Eradiquer ce fléau qu’est le jihadisme
Après une semaine dramatique marquée par les attentats de Paris, on peut se demander quels sont les motifs de ce carnage et les moyens d’y répondre à l’avenir.
Les cibles visées : l’hebdomadaire Charlie Hebdo et l’Hyper Kacher montrent que les terroristes ont voulu atteindre les journalistes qui avaient publié des caricatures du Prophète Mohammed en 2006, et les juifs parisiens qui fréquentent habituellement cette supérette.
L’assassinat de policiers est dirigé contre l’Etat français à qui il est reproché sa participation à la coalition anti-Da’ech qui procède à des attaques aériennes en Irak et en Syrie.
On ne peut que condamner avec la plus grande fermeté ces actes odieux qui s’attaquent à des personnes innocentes et à la liberté d’expression. Plus généralement, le jihadisme s’est beaucoup développé cette dernière décennie partout dans le monde. Il frappe par des actes terroristes en Afrique, en Amérique, en Asie, en Australie et en Europe.

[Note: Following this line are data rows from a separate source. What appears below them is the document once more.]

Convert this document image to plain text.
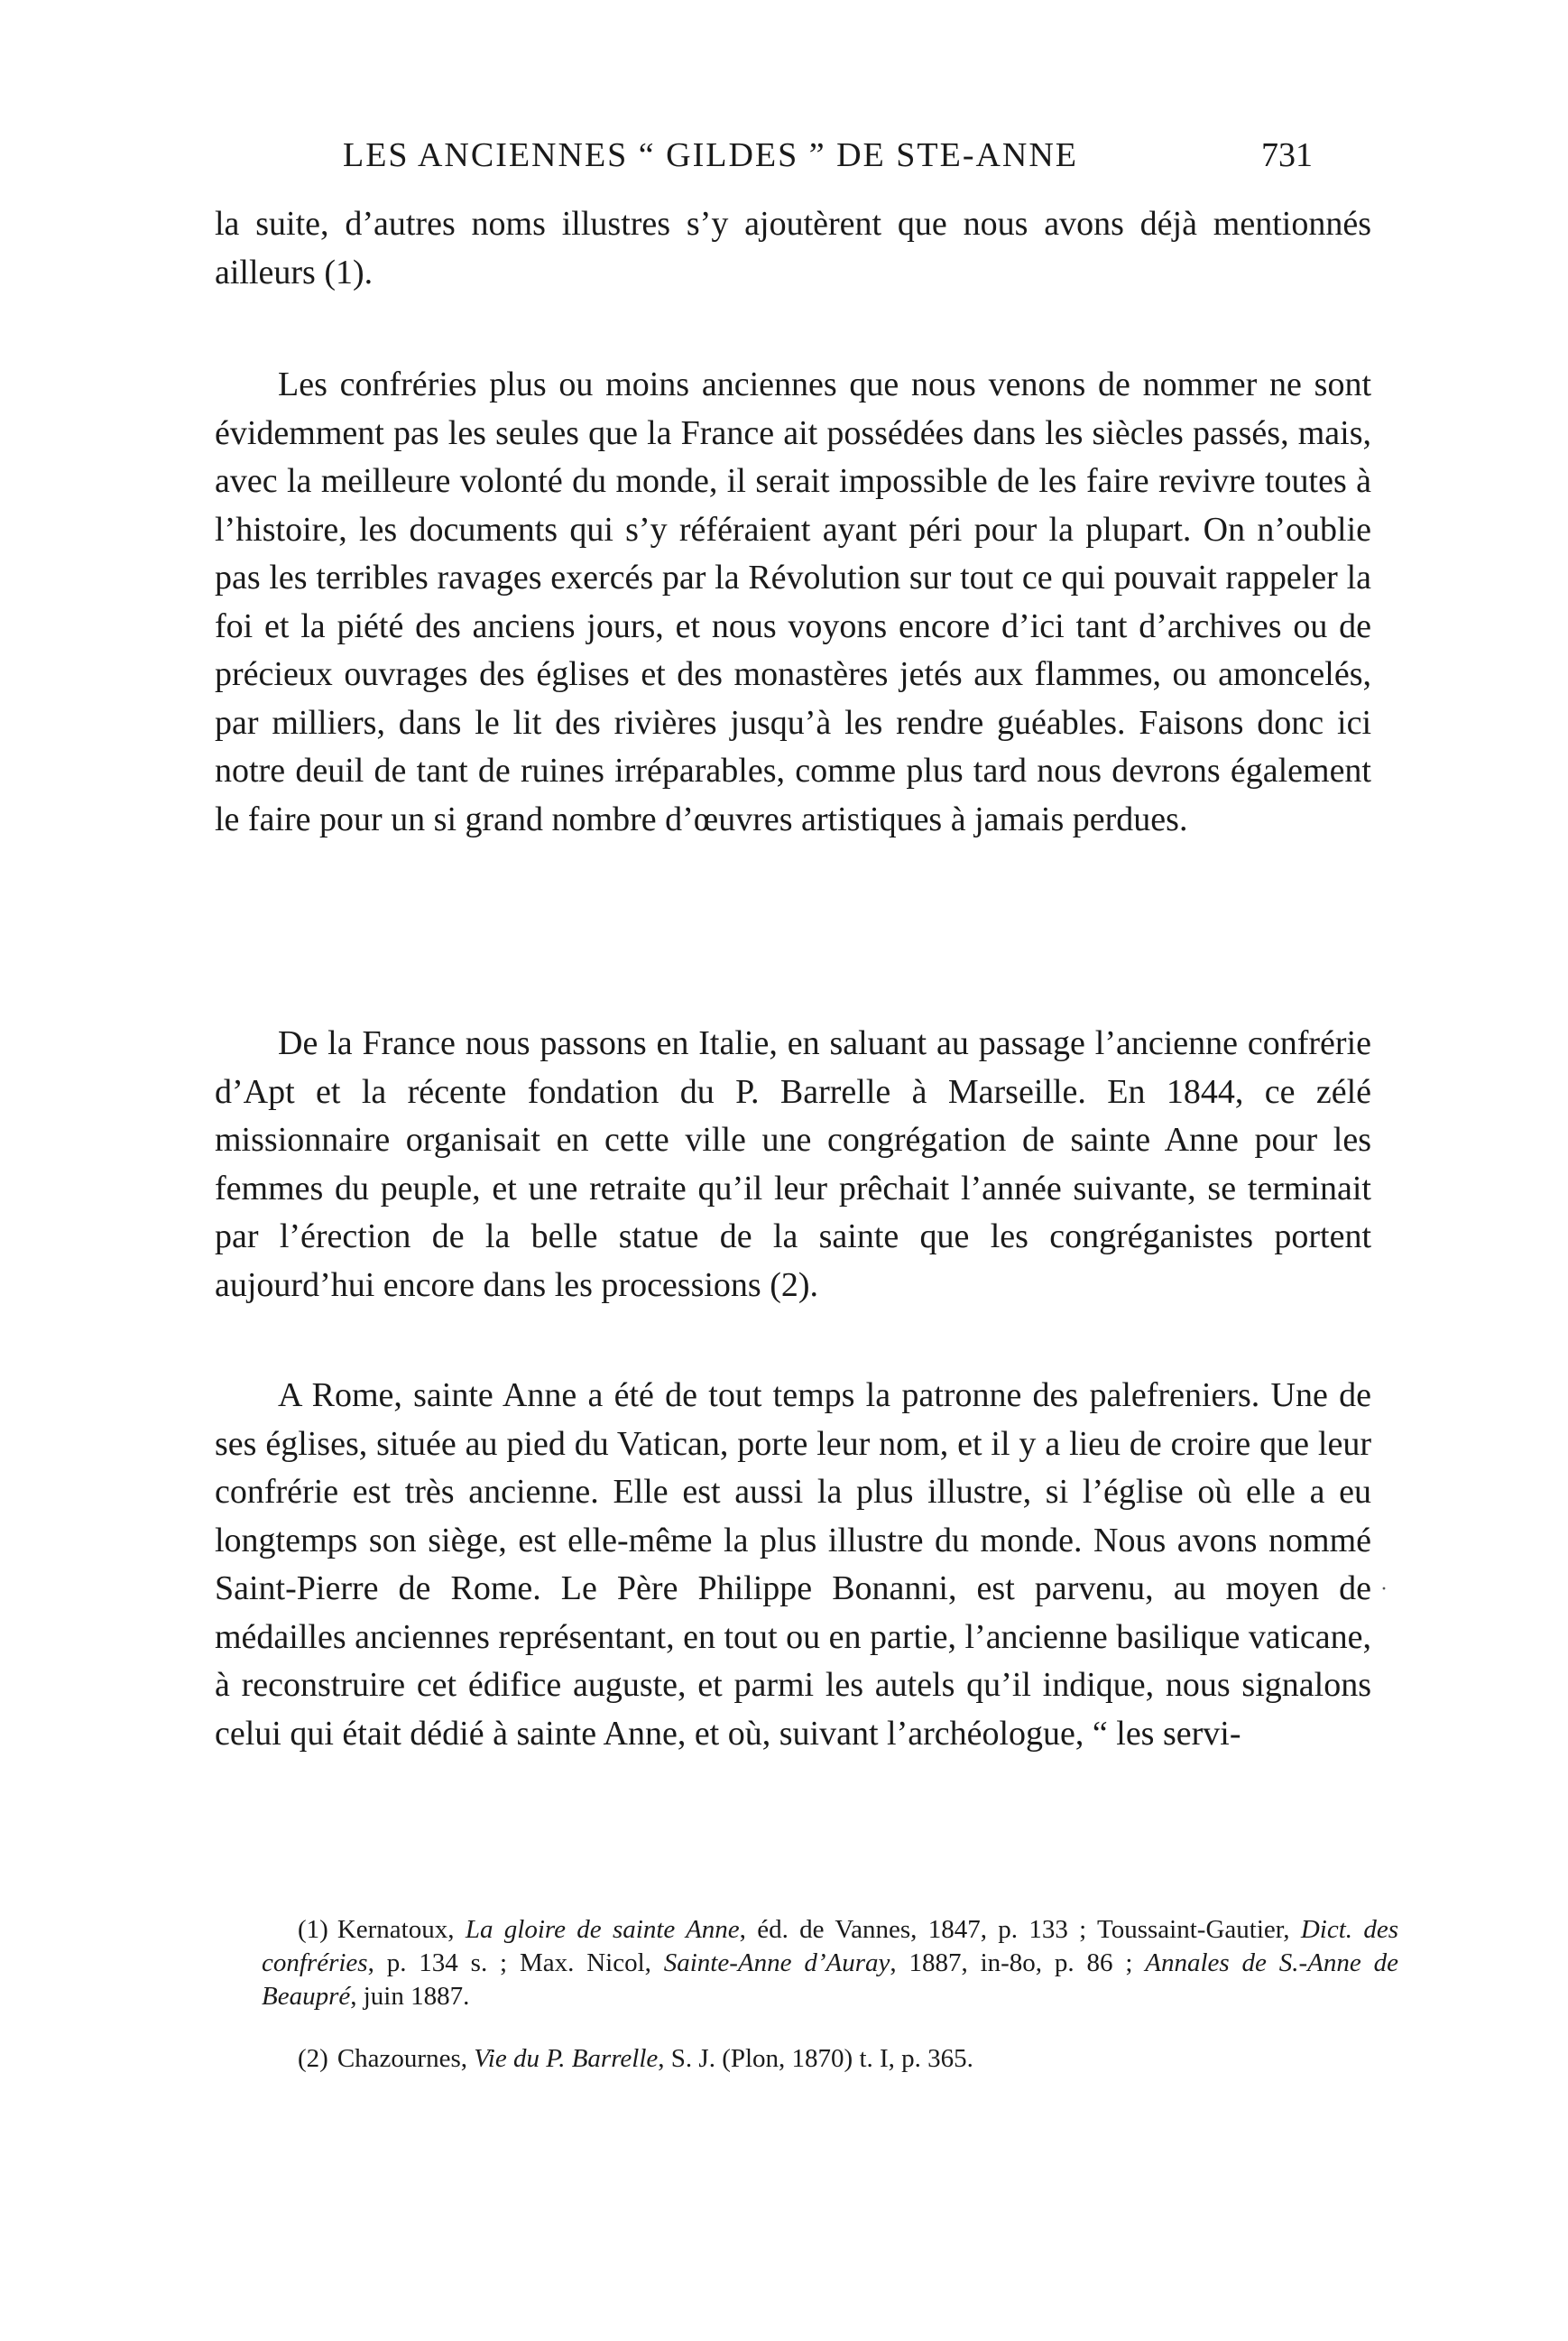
LES ANCIENNES “ GILDES ” DE STE-ANNE	731

la suite, d’autres noms illustres s’y ajoutèrent que nous avons déjà mentionnés ailleurs (1).

Les confréries plus ou moins anciennes que nous venons de nommer ne sont évidemment pas les seules que la France ait possédées dans les siècles passés, mais, avec la meilleure volonté du monde, il serait impossible de les faire revivre toutes à l’histoire, les documents qui s’y référaient ayant péri pour la plupart. On n’oublie pas les terribles ravages exercés par la Révolution sur tout ce qui pouvait rappeler la foi et la piété des anciens jours, et nous voyons encore d’ici tant d’archives ou de précieux ouvrages des églises et des monastères jetés aux flammes, ou amoncelés, par milliers, dans le lit des rivières jusqu’à les rendre guéables. Faisons donc ici notre deuil de tant de ruines irréparables, comme plus tard nous devrons également le faire pour un si grand nombre d’œuvres artistiques à jamais perdues.

De la France nous passons en Italie, en saluant au passage l’ancienne confrérie d’Apt et la récente fondation du P. Barrelle à Marseille. En 1844, ce zélé missionnaire organisait en cette ville une congrégation de sainte Anne pour les femmes du peuple, et une retraite qu’il leur prêchait l’année suivante, se terminait par l’érection de la belle statue de la sainte que les congréganistes portent aujourd’hui encore dans les processions (2).

A Rome, sainte Anne a été de tout temps la patronne des palefreniers. Une de ses églises, située au pied du Vatican, porte leur nom, et il y a lieu de croire que leur confrérie est très ancienne. Elle est aussi la plus illustre, si l’église où elle a eu longtemps son siège, est elle-même la plus illustre du monde. Nous avons nommé Saint-Pierre de Rome. Le Père Philippe Bonanni, est parvenu, au moyen de médailles anciennes représentant, en tout ou en partie, l’ancienne basilique vaticane, à reconstruire cet édifice auguste, et parmi les autels qu’il indique, nous signalons celui qui était dédié à sainte Anne, et où, suivant l’archéologue, “ les servi-

·

(1) Kernatoux, La gloire de sainte Anne, éd. de Vannes, 1847, p. 133 ; Toussaint-Gautier, Dict. des confréries, p. 134 s. ; Max. Nicol, Sainte-Anne d’Auray, 1887, in-8o, p. 86 ; Annales de S.-Anne de Beaupré, juin 1887.

(2) Chazournes, Vie du P. Barrelle, S. J. (Plon, 1870) t. I, p. 365.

C’est une infime partie d’extrémistes musulmans qui veut ressusciter l’Islam fondamental et appliquer la loi divine : la charia. Ils considèrent que la personne du Prophète Mohammed est sacrée et ne doit pas faire l’objet d’images, de caricatures ou de critiques. Cette minorité fait également grief à l’Occident du fait de l’occupation de l’Afghanistan et de l’Irak, et des violences perpétrées en terre musulmane.
Enfin, ils reprochent à l’Occident en général et aux Etats-Unis en particulier le soutien inconditionnel à Israël qui occupe avec beaucoup de violences la Cisjordanie et Jérusalem. La dernière agression israélienne contre la bande de Gaza lors de l’été 2014 a frappé les esprits et est restée jusqu’à maintenant impunie.
Quant au jihadisme « made in France », outre les raisons invoquées ci-dessus, il s’agit plus souvent de jeunes musulmans qui n’ont pas fait beaucoup d’études, de délinquants pour la plupart qui ont fait de la prison. Ils n’ont pas une doctrine religieuse particulièrement sophistiquée et pratiquent une idéologie bricolée qui leur permet de justifier une pulsion de colère. Enfin ils reprochent au reste de la société française un certain stigmatisme à leur égard.
Afin de combattre le jihadisme partout dans le monde, il faut renforcer la sécurité des citoyens notamment par les services de renseignements afin de faire de la prévention. Il faut également une coopération internationale pour le partage de l’information et des actions communes.
La communauté internationale doit redoubler d’efforts pour trouver des solutions aux problèmes d’Afghanistan, d’Irak, de Libye et de Syrie. Et surtout, il faut résoudre le conflit israélo-palestinien qui dure plus d’un demi-siècle et qui est très sensible dans les pays arabes et musulmans.
Il faut en outre procéder à des actions de sensibilisation vis-à-vis des jeunes par un renforcement de l’enseignement de la vraie religion musulmane, par des contre-discours argumentés, par la création d’emplois et de centres de loisirs.
Il faut proclamer partout la nécessité d’éviter l’amalgame entre les jihadistes et les musulmans qui dans leur immense majorité veulent vivre en paix et en bonne intelligence avec les autres religions.
Ce n’est que par une politique multiforme, internationale, et de longue haleine qu’on pourra éradiquer ce fléau qu’est le jihadisme.